Chemotherapy is the standard treatment for non-seminoma when the cancer has spread to other parts of the body (that is, stage IIb or III). The standard chemotherapy protocol is three, or sometimes four, rounds of Bleomycin-Etoposide-Cisplatin (BEP). This treatment was developed by Dr. Lawrence Einhorn at Indiana University. An alternative, equally effective treatment involves the use of four cycles of Etoposide-Cisplatin (EP).
While treatment success depends on the stage, the average survival rate after five years is around 95%, and stage I cancers cases (if monitored properly) have essentially a 100% survival rate (which is why prompt action, when testicular cancer is a possibility, is extremely important).
Actions after treatment
For stage I cancers that have not had any adjuvant (preventative) therapy, close monitoring for at least a year is important, and should include blood tests (in cases of nonseminomas) and CT-scans (in all cases), to ascertain whether the cancer has metastasized (spread to other parts of the body). For other stages, and for those cases in which radiation therapy or chemotherapy was administered, the extent of monitoring (tests) will vary on the basis of the circumstances, but normally should be done for five years (with decreasing intensity).
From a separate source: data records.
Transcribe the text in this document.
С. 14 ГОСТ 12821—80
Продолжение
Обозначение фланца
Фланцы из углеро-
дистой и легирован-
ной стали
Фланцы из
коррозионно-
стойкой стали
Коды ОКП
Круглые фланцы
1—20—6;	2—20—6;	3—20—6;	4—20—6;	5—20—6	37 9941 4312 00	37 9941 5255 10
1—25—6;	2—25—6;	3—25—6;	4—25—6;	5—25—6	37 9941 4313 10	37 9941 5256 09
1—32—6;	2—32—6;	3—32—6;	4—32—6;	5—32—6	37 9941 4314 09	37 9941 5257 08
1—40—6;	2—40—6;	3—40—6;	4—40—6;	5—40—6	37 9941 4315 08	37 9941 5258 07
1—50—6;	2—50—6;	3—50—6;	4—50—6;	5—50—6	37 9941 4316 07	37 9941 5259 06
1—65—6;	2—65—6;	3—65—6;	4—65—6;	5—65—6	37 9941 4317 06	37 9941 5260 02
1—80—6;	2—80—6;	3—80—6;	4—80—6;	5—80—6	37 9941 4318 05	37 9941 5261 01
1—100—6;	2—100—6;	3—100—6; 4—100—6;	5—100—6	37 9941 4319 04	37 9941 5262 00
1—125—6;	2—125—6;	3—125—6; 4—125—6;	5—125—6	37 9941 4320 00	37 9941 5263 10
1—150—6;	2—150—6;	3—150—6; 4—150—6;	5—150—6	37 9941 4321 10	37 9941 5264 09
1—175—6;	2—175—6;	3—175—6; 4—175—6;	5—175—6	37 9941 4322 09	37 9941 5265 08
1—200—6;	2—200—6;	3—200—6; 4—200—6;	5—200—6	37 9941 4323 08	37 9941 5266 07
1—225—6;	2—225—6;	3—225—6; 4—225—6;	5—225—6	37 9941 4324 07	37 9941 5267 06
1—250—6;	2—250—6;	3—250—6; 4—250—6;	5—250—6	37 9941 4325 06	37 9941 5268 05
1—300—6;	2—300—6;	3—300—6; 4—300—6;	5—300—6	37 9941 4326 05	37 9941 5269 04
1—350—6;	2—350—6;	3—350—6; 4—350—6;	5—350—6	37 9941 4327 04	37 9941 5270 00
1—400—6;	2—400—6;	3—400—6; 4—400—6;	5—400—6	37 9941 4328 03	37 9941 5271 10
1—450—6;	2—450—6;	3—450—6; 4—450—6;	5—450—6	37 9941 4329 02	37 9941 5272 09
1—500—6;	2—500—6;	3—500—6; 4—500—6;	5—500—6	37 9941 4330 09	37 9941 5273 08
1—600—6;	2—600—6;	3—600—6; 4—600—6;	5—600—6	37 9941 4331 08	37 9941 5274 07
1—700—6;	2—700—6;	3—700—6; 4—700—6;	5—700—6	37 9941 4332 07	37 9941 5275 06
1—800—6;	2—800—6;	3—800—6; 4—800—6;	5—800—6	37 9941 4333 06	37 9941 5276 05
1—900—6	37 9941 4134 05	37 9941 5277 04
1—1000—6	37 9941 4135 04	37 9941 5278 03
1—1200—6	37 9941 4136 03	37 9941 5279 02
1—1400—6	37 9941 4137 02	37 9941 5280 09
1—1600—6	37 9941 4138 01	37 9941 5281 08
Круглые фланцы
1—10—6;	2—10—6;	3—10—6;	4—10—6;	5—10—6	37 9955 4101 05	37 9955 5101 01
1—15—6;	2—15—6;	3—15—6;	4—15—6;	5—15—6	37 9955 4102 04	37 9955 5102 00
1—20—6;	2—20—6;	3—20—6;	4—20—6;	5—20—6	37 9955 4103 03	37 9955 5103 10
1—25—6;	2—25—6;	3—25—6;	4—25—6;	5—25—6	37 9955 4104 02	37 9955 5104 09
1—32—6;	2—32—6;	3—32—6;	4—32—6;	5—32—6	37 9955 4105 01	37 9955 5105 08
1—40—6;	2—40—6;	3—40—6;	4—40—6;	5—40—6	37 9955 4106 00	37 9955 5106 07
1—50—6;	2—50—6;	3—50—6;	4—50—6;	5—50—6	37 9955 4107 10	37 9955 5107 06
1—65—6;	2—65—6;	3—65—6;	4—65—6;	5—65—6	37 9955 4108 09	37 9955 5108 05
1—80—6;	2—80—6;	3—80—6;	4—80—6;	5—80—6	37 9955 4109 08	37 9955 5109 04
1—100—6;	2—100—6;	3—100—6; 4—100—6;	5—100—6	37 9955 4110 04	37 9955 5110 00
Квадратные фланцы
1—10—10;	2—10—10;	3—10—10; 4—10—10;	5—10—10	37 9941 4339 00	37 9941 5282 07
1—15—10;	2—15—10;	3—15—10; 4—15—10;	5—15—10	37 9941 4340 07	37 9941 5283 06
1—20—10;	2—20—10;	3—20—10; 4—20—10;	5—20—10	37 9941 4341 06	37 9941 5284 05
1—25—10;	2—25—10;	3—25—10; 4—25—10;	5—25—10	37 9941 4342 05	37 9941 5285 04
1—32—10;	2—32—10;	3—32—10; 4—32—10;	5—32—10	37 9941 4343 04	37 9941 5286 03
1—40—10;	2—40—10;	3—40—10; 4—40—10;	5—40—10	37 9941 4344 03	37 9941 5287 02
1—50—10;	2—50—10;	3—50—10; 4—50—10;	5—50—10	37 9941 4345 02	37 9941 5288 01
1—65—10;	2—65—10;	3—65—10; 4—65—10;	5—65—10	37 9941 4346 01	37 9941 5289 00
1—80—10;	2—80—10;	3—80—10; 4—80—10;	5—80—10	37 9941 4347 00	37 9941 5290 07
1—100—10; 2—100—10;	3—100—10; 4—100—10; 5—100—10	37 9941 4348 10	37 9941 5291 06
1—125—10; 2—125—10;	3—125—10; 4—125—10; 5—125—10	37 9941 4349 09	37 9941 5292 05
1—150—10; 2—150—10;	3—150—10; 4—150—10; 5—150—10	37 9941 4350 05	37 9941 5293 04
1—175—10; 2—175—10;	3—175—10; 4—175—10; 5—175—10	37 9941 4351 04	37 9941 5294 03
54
For the first year blood tests for tumor markers should be done monthly, and decreasing to once every three months in the years after. CT scans should be performed once every three months in the first year and decreasing to once every six months thereafter. The high cost of CT scans and the relative danger of the radiation involved both being factors in the relative infrequence with which tests are performed. CT-scans are performed on the abdomen (and sometimes the pelvis) whereas chest x-rays are preferred for the lungs as they give sufficient detail combined with a lower false-positive rate and significantly smaller radiation dose.
A man with one remaining testis can lead a normal life, because the remaining testis takes up the burden of testosterone production and will generally have adequate fertility. However, it is worth the (minor) expense of measuring hormone levels before removal of a testicle, and sperm banking may be appropriate for younger men who still plan to have children, since fertility may be lessened by removal of one testicle, and can be severely affected if extensive chemotherapy and/or radiotherapy is done.
Less than five percent of those who have testicular cancer will have it again in the remaining testis. A man who loses both testicles will normally have to take hormone supplements (in particular, testosterone, which is created in the testicles), and will be infertile, but can lead an otherwise normal life.
Most testicular germ cell tumors have too many chromosomes, and most often they are triploid to tetraploid. An isochromosome 12p (the short arm of chromosome 12 on both sides of the same centromere) is present in about 80 % of the testicular cancers, and also the other cancers usually have extra material from this chromosome arm through other mechanisms of genomic amplification.